This month Republicans in the House of Representatives unveiled their proposed overhaul of the U.S. tax code. The package included a number of significant changes — but few are turning heads as much as the proposal to cap the mortgage interest deduction for newly purchased homes at $500,000, compared to the current cap of $1 million. And while the proposal presents potential challenges for homebuyers in high-priced markets like Greater Boston, it’s not time to panic quite yet.
Under the plan, current homeowners will be grandfathered in, but prospective homebuyers will now be eligible to deduct interest payments only on mortgages up to $500,000. The inclusion of the proposed cap in the GOP plan is not totally surprising, but it is curious that lawmakers chose to so substantially reduce an incentive that has a major impact on promoting homeownership, and to go against the advocacy efforts of groups like the National Association of Home Builders and the National Association of Realtors, for whom a reduction in the cap has always been a concern.
For individuals and families hoping to buy homes in and around Boston, the proposed cap presents a significant consideration. In nearly 3 dozen cities and towns in the Greater Boston area, median home prices in 2017 exceeded $625,000, meaning homebuyers in those communities are more likely to have mortgages in excess of $500,000. And Boston is not alone — consumers in other high-priced housing markets, like San Francisco and Washington, D.C. will be faced with tough choices if the current plan is approved.

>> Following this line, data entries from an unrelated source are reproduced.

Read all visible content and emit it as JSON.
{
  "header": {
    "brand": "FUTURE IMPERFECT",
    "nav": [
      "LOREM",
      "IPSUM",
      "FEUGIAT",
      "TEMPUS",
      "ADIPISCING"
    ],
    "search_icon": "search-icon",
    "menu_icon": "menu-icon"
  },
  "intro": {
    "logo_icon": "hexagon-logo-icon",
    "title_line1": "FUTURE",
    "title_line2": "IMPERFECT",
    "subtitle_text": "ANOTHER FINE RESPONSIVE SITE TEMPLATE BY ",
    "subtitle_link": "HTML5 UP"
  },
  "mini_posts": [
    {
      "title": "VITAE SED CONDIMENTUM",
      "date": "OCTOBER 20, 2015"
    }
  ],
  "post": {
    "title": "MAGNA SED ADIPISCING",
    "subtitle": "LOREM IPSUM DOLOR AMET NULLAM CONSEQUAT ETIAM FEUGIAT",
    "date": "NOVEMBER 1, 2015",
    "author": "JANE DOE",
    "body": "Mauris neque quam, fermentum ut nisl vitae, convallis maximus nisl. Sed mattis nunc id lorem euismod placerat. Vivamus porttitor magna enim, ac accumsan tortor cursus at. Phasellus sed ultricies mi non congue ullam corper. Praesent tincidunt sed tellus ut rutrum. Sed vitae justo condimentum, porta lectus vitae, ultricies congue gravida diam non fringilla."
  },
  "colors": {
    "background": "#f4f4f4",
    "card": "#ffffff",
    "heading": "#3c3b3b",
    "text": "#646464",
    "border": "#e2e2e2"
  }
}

However, it’s important to understand that mortgages over $500,000 represent only a small fraction of all mortgages issued nationwide; according to data from CoreLogic, fewer than 3 percent of home mortgages are more than $500,000. As such, many prospective home buyers in less expensive housing markets would not be substantially affected by the proposed change.
The proposal could impact the housing market as a whole, as consumers who currently hold mortgages over $500,000 and would be grandfathered in under the plan may delay selling their homes to keep their deduction. The result could be less turnover, particularly in higher end real estate, of which Massachusetts has plenty.
And yet, as things stand today, this proposal should not change anyone’s plan for becoming a homeowner. First of all, it remains unclear whether it will ultimately pass; in fact, just days after the House unveiled their plan, the Senate introduced their own proposal, which maintains the $1 million cap for the deduction. Secondly, there are so many things outside your control when buying a home — like the tax code — that, at least in the short term, prospective homebuyers should remain focused on the things they can control, like what location and property type they want, and what purchase price they can afford.
From a policy perspective, Washington has been an increasingly dysfunctional place, but tax reform may offer some avenues for compromise, and the mortgage interest deduction can be an important element in those negotiations. Lawmakers seeking to adjust the cap on the deduction should work with industry experts and consumer groups to construct a plan that both returns important savings that can be deployed elsewhere in the tax code to reduce the burden on working class families and avoids creating a downturn in major housing markets that could spill over into other areas.
Potential homebuyers — especially in high-cost markets — should keep a watchful eye on the negotiations as they go forward, but shouldn’t dramatically alter their plans just yet.